Equity, diversity and belonging strategy – introduction

Our equity, diversity and belonging strategy has been produced in collaboration with CSP diversity networks, members, staff and stakeholders with insight into the discrimination and disadvantage faced by members and their patients. In this section, Alex MacKenzie, Chair of Council, introduces the strategy.

This is the first of three sections in the CSP's equity, diversity and belonging strategy.

Alex MacKenzie, chair of council
Alex MacKenzie, Chair of CSP Council

Introduction

I am delighted to introduce our equity, diversity and belonging strategy. We cannot achieve our vision for the physiotherapy profession without achieving equity (treating everyone fairly), valuing diversity and making sure people feel like they belong. Systematic discrimination throughout society means we need to influence others to act too.

We want to change our organisation and our profession. Your race, gender, sexual orientation, age, religion, class and disability (if any) matter in physiotherapy. Middle-class patients find it easier to access physiotherapy. Your chances of successfully graduating as a physiotherapist are greater if you are white. Lack of adaptions can drive people with disabilities out of the profession. LGBTQIA+ physios can face harassment at work. You are more likely to be a senior manager at the CSP if you are white.
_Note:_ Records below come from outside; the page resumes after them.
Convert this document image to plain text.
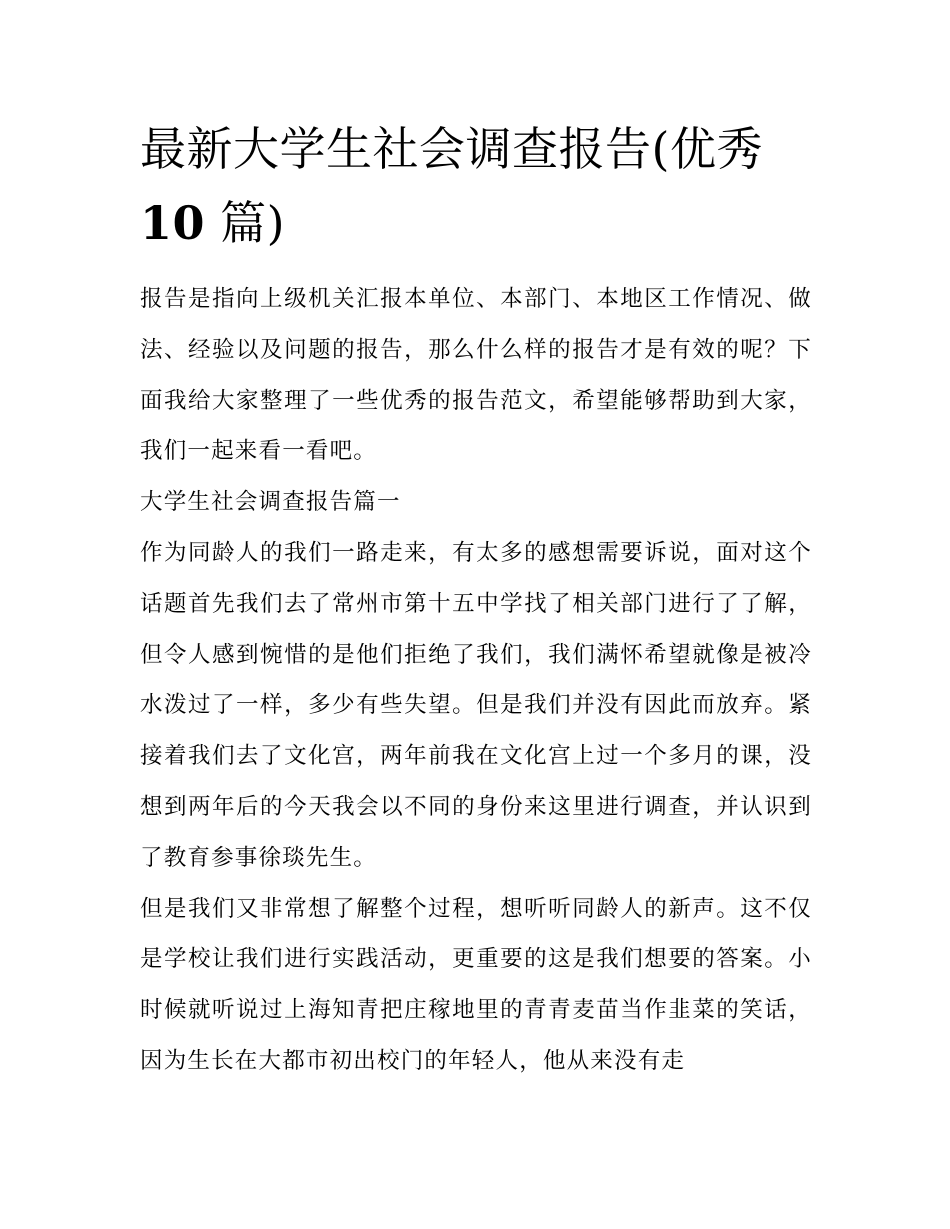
最新大学生社会调查报告(优秀
10 篇)

报告是指向上级机关汇报本单位、本部门、本地区工作情况、做法、经验以及问题的报告，那么什么样的报告才是有效的呢？下面我给大家整理了一些优秀的报告范文，希望能够帮助到大家，我们一起来看一看吧。

大学生社会调查报告篇一

作为同龄人的我们一路走来，有太多的感想需要诉说，面对这个话题首先我们去了常州市第十五中学找了相关部门进行了了解，但令人感到惋惜的是他们拒绝了我们，我们满怀希望就像是被冷水泼过了一样，多少有些失望。但是我们并没有因此而放弃。紧接着我们去了文化宫，两年前我在文化宫上过一个多月的课，没想到两年后的今天我会以不同的身份来这里进行调查，并认识到了教育参事徐琰先生。

但是我们又非常想了解整个过程，想听听同龄人的新声。这不仅是学校让我们进行实践活动，更重要的这是我们想要的答案。小时候就听说过上海知青把庄稼地里的青青麦苗当作韭菜的笑话，因为生长在大都市初出校门的年轻人，他从来没有走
Physiotherapy should not be like this.

Simply providing the same opportunities to everyone does not make things fair. We aim to achieve equity by recognising that what we need to do to make things fair depends on people’s different needs. Different treatment is the key to achieving equity.

Having a more diverse profession will make it easier for us to offer the most appropriate care to marginalised patients and communities. Marginalised is when someone or a group of people are treated as if they are not important; and places them in a position of little or no importance, influence, or power. We can better appreciate the barriers to accessing services if more of us come from marginalised communities or backgrounds. If we are representative of the communities we serve, we are more likely to be able to work with communities to design services which meet their needs.

We want members and staff with different backgrounds to feel that they belong within the CSP. Belonging is the feeling of mattering to others. Belonging is created through intentional acts of inclusion and by embracing difference.

I am very proud of the way we have co-created the strategy with the CSP diversity networks, members and staff to make sure our strategy is guided by the lived (first-hand) experience of discrimination and disadvantage faced by members, patients and staff. However, no strategy is ever perfect. Our strategy will need to develop and evolve over time to respond to new learning and changing circumstances.

This strategy sets a framework for us to act. Its aims will form part of our next corporate strategy. We are already taking action and are committed to being accountable for achieving this strategy. For my part, I promise to continue leading from the front to promote change, empower others and challenge discrimination.

Together we can make positive and lasting change for the better. It will require honesty, humility, vulnerability and tenacity. We all need to take an active role in making change happen. This is our strategy and we must make it work – we owe it to our colleagues and we owe it to our patients.